At the risk of sounding old, I remember when the web was in black and white. Or rather, when text was a default black, backgrounds were grey, fresh links were blue, old links were purple, and the combination of limited technology and limited knowledge prevented most web content from diverging from that scheme.
This was Netscape Navigator 1.0, and I was a student at the University of Manitoba making regular trips to the Engineering building to browse on a Solaris workstation, when I should have been in the library studying my social work textbooks.
Can you blame me?
I don't. It was an exciting time. Even then, I was the social work geek with the transplanted heart of a computer science nerd. I was beside myself with joy when the university granted me a unix shell account and dial-in access ("Please explain in detail: Why do you need this?"), then worked diligently at home to configure Trumpet Winsock to provide a TCP/IP interface for my copy of Windows 3.1.
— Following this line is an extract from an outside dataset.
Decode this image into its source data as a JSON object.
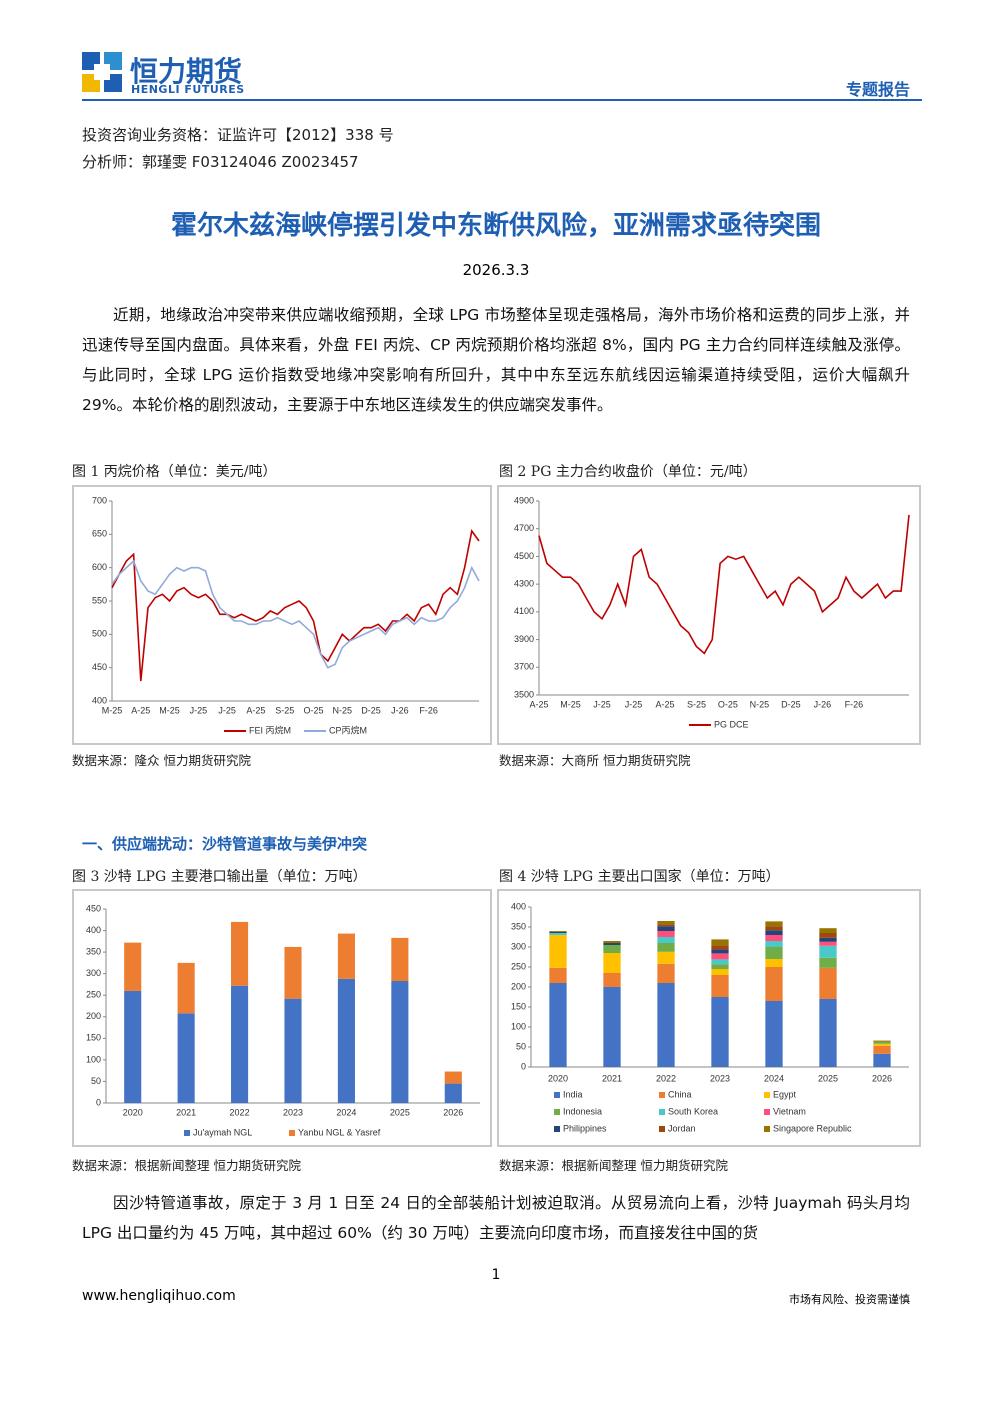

While I was pleased to watch how the web grew in beauty and sophistication over the passing years, I never felt the need to attach a version number to it.
HTML version numbers rose, Navigator extensions proliferated, Internet Explorer 1.0 arrived on my desktop to much derisive laughter before being joyfully deleted (it was truly inferior at that stage). The web changed from a monochromatic newspaper to a semi-interactive meeting place, to what it is today -- a more fully interactive social networking and collaboration environment that much of our daily activities now occur on. It's education and entertainment, communication and commerce. LifeOS. With the proliferation of web-based applications, the operating system you run at home and at work has become less and less important (and as a Linux user, I appreciate this perhaps more than most).
Still, there's been no version number as I perceive it. No staggering, lumbering steps of laboured movement, counted with a pedometer. No exhausted, fitful rests next to a planted flag, after passing out on successively higher plateaus during the vertical climbing expedition.
Feel free to disagree vehemently, bolstering your opinion with a carefully labelled progress vs. time graph. :-) But I'm not trying to tell you you're wrong; only that I perceive things differently. For me, the development of the world wide web has felt organic -- a continuum of progression; with increasing complexity and functionality over a long span. Old growth like Archie, WAIS and Gopher have now been long ago supplanted by Google, but I still remember how searching used to be. Often, what is widely perceived to be revolutionary is usually just evolutionary, but without the benefit of historical perspective.
So I'll talk with you about Web2.0, just so that we have a common term of reference that points to a particular range on the evolutionary timeline. But it's still just "the web" to me.